One night at dinner, Andreas and Monty shared a joke in English: “The problem with Greece is that it has too many politicians and not enough economists,” they joked. Georgios demanded to know what they were laughing about, but was told it was untranslatable. Eventually though, Georgios had his way and Andreas and Margaret moved back to Greece in late 1962, just as Monty and Toni returned to Washington.

After 1981

Monty and Andreas met again for the first time in 1981, after Papandreou was elected prime minister of Greece and Stearns was appointed ambassador in Athens.

“I stepped into the labyrinthine corridors [of the Parliament] and I was escorted by a solitary guard up to the prime minister’s office suite… My first thought was that Andreas was going to launch into a litany of grievances against the United States… [On the contrary] Andreas made his way towards me, with an outstretched hand and a wry smile on his face… We had known each other for a long time [he said] putting an arm over my shoulder, and he was confident that relations between our two countries would stay on an even keel,” Stearns recounts in the book. Once the journalists left, the two friends sat in a pair of leather chairs in front of the prime minister’s desk. “Tell me, Monty. Twenty years ago in your wildest dreams, would you ever have thought that I would be sitting in this chair and you in that one?” Papandreou asked his friend.

Stearns, who would spend another stint in Athens after the end of the 1967-74 dictatorship, tactfully managed the delicate balance of Greek-American relations at the time. “I reiterated my belief that Papandreou neither intended nor could afford to leave NATO or the EU, but needed to assert that if Greece were to remain in the Western camp, it would do so of its own choosing, in its own way,” he writes of what he communicated to Washington.

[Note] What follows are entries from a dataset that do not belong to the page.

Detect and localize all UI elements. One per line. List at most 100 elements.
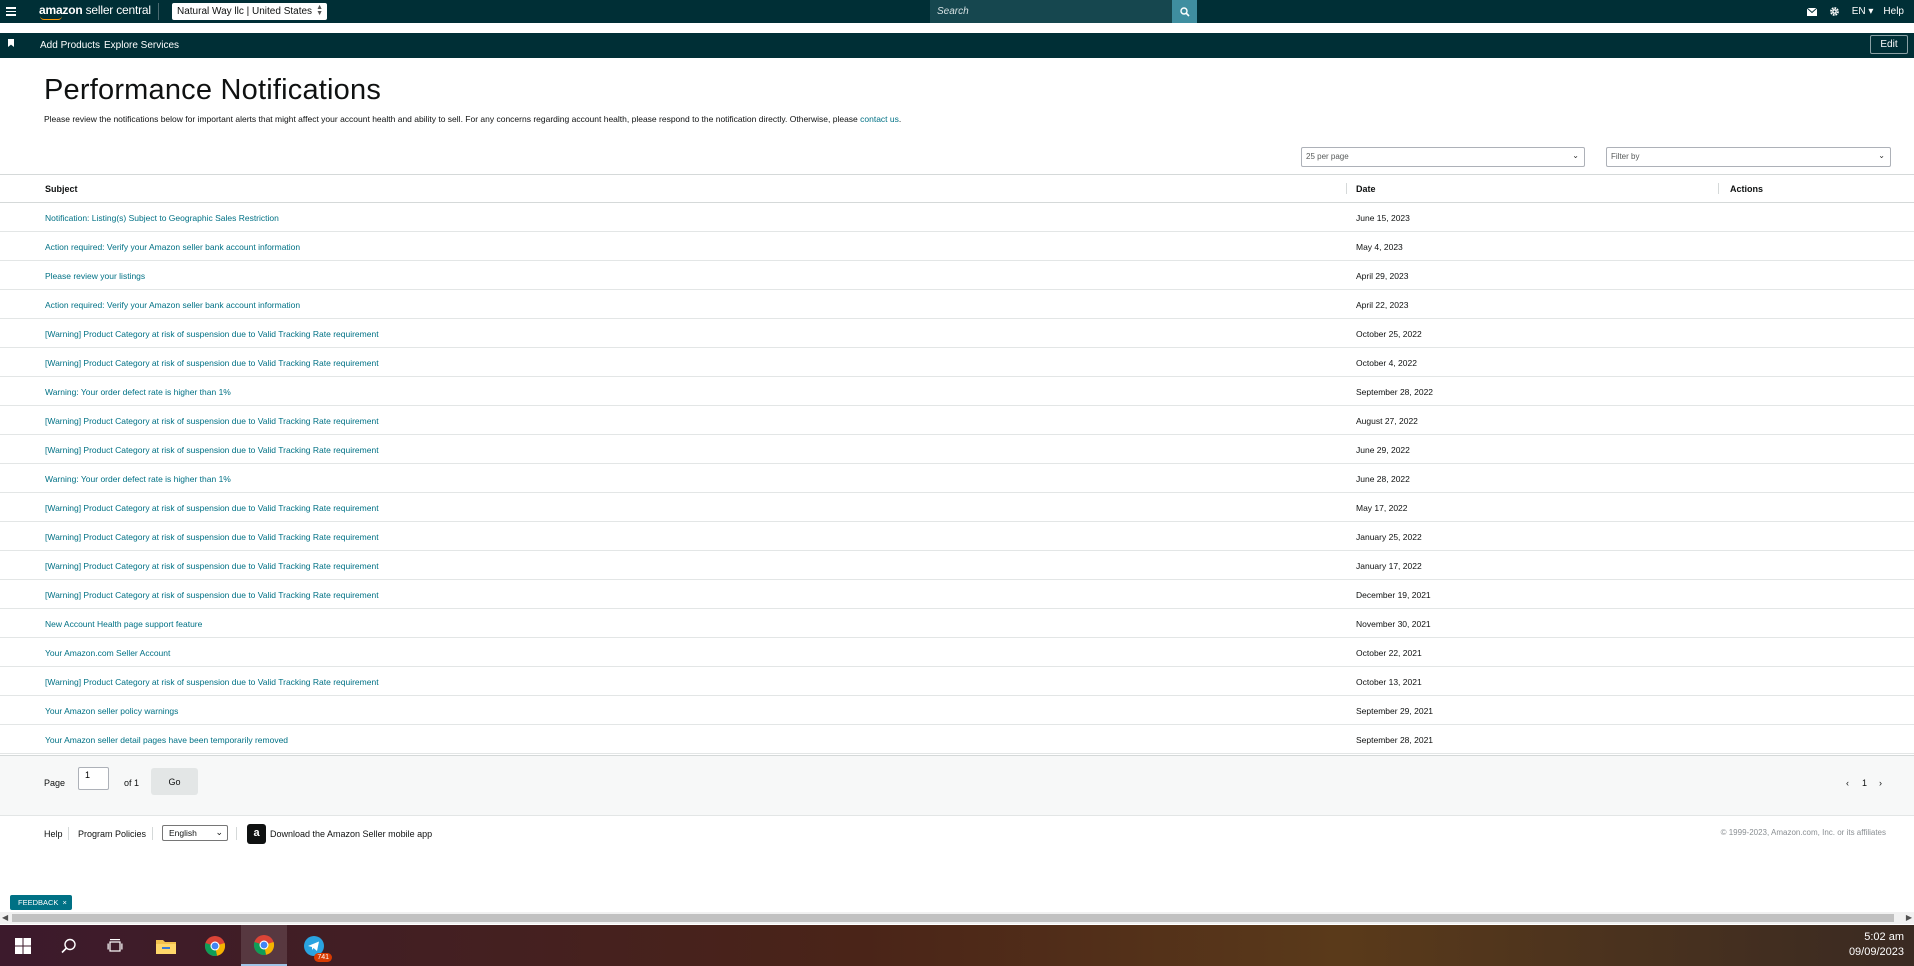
task-view-button[interactable] bbox=[92, 925, 138, 966]
notification-subject-link[interactable]: [Warning] Product Category at risk of su… bbox=[45, 532, 379, 542]
notification-subject-link[interactable]: [Warning] Product Category at risk of su… bbox=[45, 358, 379, 368]
table-row: [Warning] Product Category at risk of su… bbox=[0, 348, 1914, 377]
notification-subject-link[interactable]: Your Amazon seller detail pages have bee… bbox=[45, 735, 288, 745]
system-clock[interactable]: 5:02 am 09/09/2023 bbox=[1849, 930, 1904, 960]
chevron-left-icon[interactable]: ‹ bbox=[1846, 778, 1849, 788]
shortcut-bar: Add Products Explore Services Edit bbox=[0, 33, 1914, 58]
file-explorer-button[interactable] bbox=[143, 925, 189, 966]
subject-column-header[interactable]: Subject bbox=[45, 184, 78, 194]
mail-icon[interactable] bbox=[1806, 7, 1817, 16]
notification-subject-link[interactable]: [Warning] Product Category at risk of su… bbox=[45, 416, 379, 426]
horizontal-scrollbar[interactable]: ◀ ▶ bbox=[0, 912, 1914, 924]
notification-date: April 29, 2023 bbox=[1356, 271, 1409, 281]
current-page-link[interactable]: 1 bbox=[1862, 778, 1867, 788]
edit-button[interactable]: Edit bbox=[1870, 35, 1908, 54]
start-button[interactable] bbox=[0, 925, 46, 966]
program-policies-link[interactable]: Program Policies bbox=[78, 829, 146, 839]
chrome-icon bbox=[253, 934, 275, 955]
table-row: Please review your listings April 29, 202… bbox=[0, 261, 1914, 290]
search-button[interactable] bbox=[1172, 0, 1197, 23]
notification-subject-link[interactable]: [Warning] Product Category at risk of su… bbox=[45, 677, 379, 687]
search-input[interactable]: Search bbox=[930, 0, 1172, 23]
table-row: [Warning] Product Category at risk of su… bbox=[0, 435, 1914, 464]
filter-placeholder: Filter by bbox=[1611, 152, 1640, 161]
gear-icon[interactable] bbox=[1829, 6, 1840, 17]
notification-subject-link[interactable]: Notification: Listing(s) Subject to Geog… bbox=[45, 213, 279, 223]
notification-subject-link[interactable]: Warning: Your order defect rate is highe… bbox=[45, 474, 231, 484]
help-link[interactable]: Help bbox=[1883, 6, 1904, 17]
bookmark-icon[interactable] bbox=[8, 39, 14, 47]
task-view-icon bbox=[107, 938, 123, 952]
language-selector[interactable]: EN ▾ bbox=[1852, 6, 1874, 17]
date-column-header[interactable]: Date bbox=[1356, 184, 1376, 194]
page-number-input[interactable] bbox=[78, 767, 109, 790]
chevron-down-icon: ⌄ bbox=[215, 827, 223, 837]
notification-subject-link[interactable]: Action required: Verify your Amazon sell… bbox=[45, 300, 300, 310]
divider bbox=[152, 827, 153, 840]
seller-central-logo[interactable]: amazon seller central bbox=[39, 3, 151, 17]
search-icon bbox=[61, 938, 76, 953]
feedback-button[interactable]: FEEDBACK × bbox=[10, 895, 72, 910]
page-description: Please review the notifications below fo… bbox=[44, 114, 901, 124]
notification-subject-link[interactable]: [Warning] Product Category at risk of su… bbox=[45, 503, 379, 513]
go-button[interactable]: Go bbox=[151, 768, 198, 795]
pagination-bar: Page of 1 Go ‹ 1 › bbox=[0, 755, 1914, 815]
table-row: [Warning] Product Category at risk of su… bbox=[0, 667, 1914, 696]
notification-subject-link[interactable]: Action required: Verify your Amazon sell… bbox=[45, 242, 300, 252]
notification-date: September 28, 2022 bbox=[1356, 387, 1434, 397]
table-row: Warning: Your order defect rate is highe… bbox=[0, 377, 1914, 406]
notification-subject-link[interactable]: New Account Health page support feature bbox=[45, 619, 202, 629]
scroll-left-icon[interactable]: ◀ bbox=[2, 913, 8, 922]
table-row: New Account Health page support feature N… bbox=[0, 609, 1914, 638]
actions-column-header: Actions bbox=[1730, 184, 1764, 194]
per-page-select[interactable]: 25 per page ⌄ bbox=[1301, 147, 1585, 167]
telegram-button[interactable]: 741 bbox=[291, 925, 337, 966]
chevron-down-icon: ⌄ bbox=[1572, 151, 1579, 160]
notification-subject-link[interactable]: [Warning] Product Category at risk of su… bbox=[45, 561, 379, 571]
footer-language-value: English bbox=[169, 828, 197, 838]
folder-icon bbox=[156, 939, 176, 954]
column-divider[interactable] bbox=[1718, 183, 1719, 194]
description-end: . bbox=[898, 114, 902, 124]
add-products-link[interactable]: Add Products bbox=[40, 40, 100, 51]
windows-icon bbox=[15, 937, 31, 954]
divider bbox=[236, 827, 237, 840]
table-row: [Warning] Product Category at risk of su… bbox=[0, 522, 1914, 551]
menu-icon[interactable] bbox=[6, 5, 16, 17]
scrollbar-thumb[interactable] bbox=[12, 914, 1894, 922]
notification-date: January 25, 2022 bbox=[1356, 532, 1422, 542]
chevron-down-icon: ⌄ bbox=[1878, 151, 1885, 160]
chevron-down-icon: ▾ bbox=[1868, 6, 1874, 17]
filter-select[interactable]: Filter by ⌄ bbox=[1606, 147, 1891, 167]
explore-services-link[interactable]: Explore Services bbox=[104, 40, 179, 51]
logo-suffix: seller central bbox=[85, 3, 151, 17]
divider bbox=[68, 827, 69, 840]
notification-subject-link[interactable]: [Warning] Product Category at risk of su… bbox=[45, 590, 379, 600]
table-row: [Warning] Product Category at risk of su… bbox=[0, 319, 1914, 348]
contact-us-link[interactable]: contact us bbox=[860, 114, 899, 124]
notification-subject-link[interactable]: Warning: Your order defect rate is highe… bbox=[45, 387, 231, 397]
taskbar-search-button[interactable] bbox=[46, 925, 92, 966]
table-row: Notification: Listing(s) Subject to Geog… bbox=[0, 203, 1914, 232]
seller-app-icon[interactable]: a bbox=[247, 824, 266, 844]
chrome-active-window-button[interactable] bbox=[241, 925, 287, 966]
chevron-right-icon[interactable]: › bbox=[1879, 778, 1882, 788]
notification-date: June 28, 2022 bbox=[1356, 474, 1410, 484]
notification-subject-link[interactable]: Please review your listings bbox=[45, 271, 145, 281]
footer-language-select[interactable]: English ⌄ bbox=[162, 825, 228, 841]
notification-date: December 19, 2021 bbox=[1356, 590, 1431, 600]
chrome-button[interactable] bbox=[192, 925, 238, 966]
notification-subject-link[interactable]: [Warning] Product Category at risk of su… bbox=[45, 329, 379, 339]
notification-subject-link[interactable]: Your Amazon.com Seller Account bbox=[45, 648, 170, 658]
table-row: Your Amazon seller policy warnings Septem… bbox=[0, 696, 1914, 725]
notification-date: May 4, 2023 bbox=[1356, 242, 1403, 252]
footer-help-link[interactable]: Help bbox=[44, 829, 63, 839]
download-app-link[interactable]: Download the Amazon Seller mobile app bbox=[270, 829, 432, 839]
notification-subject-link[interactable]: [Warning] Product Category at risk of su… bbox=[45, 445, 379, 455]
notification-date: June 15, 2023 bbox=[1356, 213, 1410, 223]
notification-subject-link[interactable]: Your Amazon seller policy warnings bbox=[45, 706, 178, 716]
column-divider[interactable] bbox=[1346, 183, 1347, 194]
store-selector[interactable]: Natural Way llc | United States ▲ ▼ bbox=[172, 3, 327, 20]
close-icon[interactable]: × bbox=[62, 898, 66, 907]
scroll-right-icon[interactable]: ▶ bbox=[1906, 913, 1912, 922]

Two US secretaries of state, Alexander Haig and George Shultz, were surprised by Papandreou. When the former visited Athens, in fact, the prime minister instructed his team to close their briefing books, “because Secretary Haig knows the issues better than anyone else in this meeting.” The latter (who died recently at the age of 100) had been prepared to chide Papandreou before a NATO summit in Brussels, but was instead treated to an analysis of the historical rivalry between two American football teams in California.

Stearns writes that Papandreou implemented a policy that was disastrous to the Greek economy but greatly improved the quality of life for Greeks. The pair met for the last time in 1992 at Papandreou’s home in the northern Athens suburb of Ekali, where the Greek politician mentioned his conservative rival, Konstantinos Mitsotakis: “Monty, Mitsotakis is completely without values. He has no ideology.” He also apologized that his wife at the time, Dimitra Liani, would not be joining them as she was otherwise engaged. “I sensed that Andreas preferred not to introduce his third wife to friends who had known his second,” admits the American diplomat who, after 30 years, may have understood his Greek friend better than many others.